Turnover numbers characterize a key property of enzymes, and their usage in constraint-based metabolic modeling is expected to increase the prediction accuracy of diverse cellular phenotypes. In vivo turnover numbers can be obtained by integrating reaction rate and enzyme abundance measurements from individual experiments. Yet, their contribution to improving predictions of condition-specific cellular phenotypes remains elusive. Here, we show that available in vitro and in vivo turnover numbers lead to poor prediction of condition-specific growth rates with protein-constrained models of Escherichia coli and Saccharomyces cerevisiae, particularly when protein abundances are considered.
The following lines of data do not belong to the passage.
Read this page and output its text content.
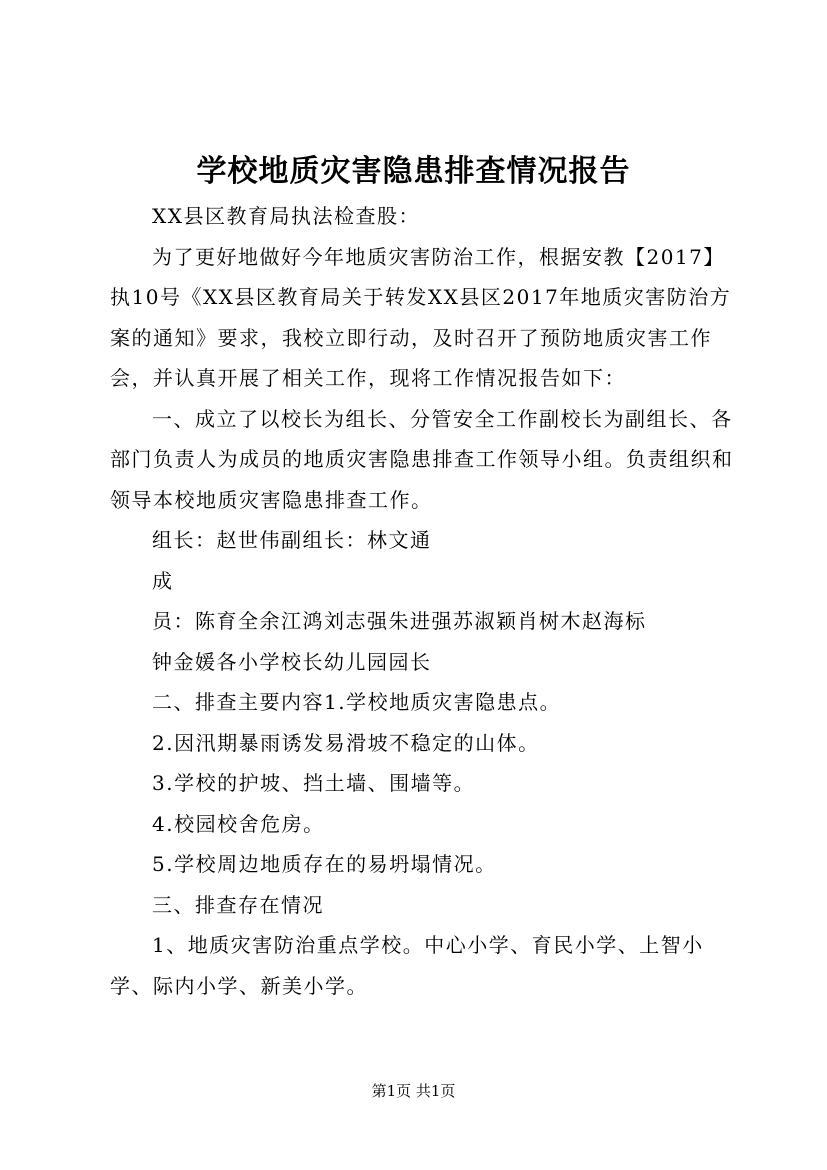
学校地质灾害隐患排查情况报告

XX县区教育局执法检查股：

为了更好地做好今年地质灾害防治工作，根据安教【2017】执10号《XX县区教育局关于转发XX县区2017年地质灾害防治方案的通知》要求，我校立即行动，及时召开了预防地质灾害工作会，并认真开展了相关工作，现将工作情况报告如下：

一、成立了以校长为组长、分管安全工作副校长为副组长、各部门负责人为成员的地质灾害隐患排查工作领导小组。负责组织和领导本校地质灾害隐患排查工作。

组长：赵世伟副组长：林文通

成

员：陈育全余江鸿刘志强朱进强苏淑颖肖树木赵海标

钟金媛各小学校长幼儿园园长

二、排查主要内容1.学校地质灾害隐患点。

2.因汛期暴雨诱发易滑坡不稳定的山体。

3.学校的护坡、挡土墙、围墙等。

4.校园校舍危房。

5.学校周边地质存在的易坍塌情况。

三、排查存在情况

1、地质灾害防治重点学校。中心小学、育民小学、上智小学、际内小学、新美小学。

第1页 共1页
We demonstrate that correction of turnover numbers by simultaneous consideration of proteomics and physiological data leads to improved predictions of condition-specific growth rates. Moreover, the obtained estimates are more precise than corresponding in vitro turnover numbers. Therefore, our approach provides the means to correct turnover numbers and paves the way towards cataloguing kcatomes of other organisms.

Suggested Citation

  • Philipp Wendering & Marius Arend & Zahra Razaghi-Moghadam & Zoran Nikoloski, 2023. "Data integration across conditions improves turnover number estimates and metabolic predictions," Nature Communications, Nature, vol. 14(1), pages 1-12, December.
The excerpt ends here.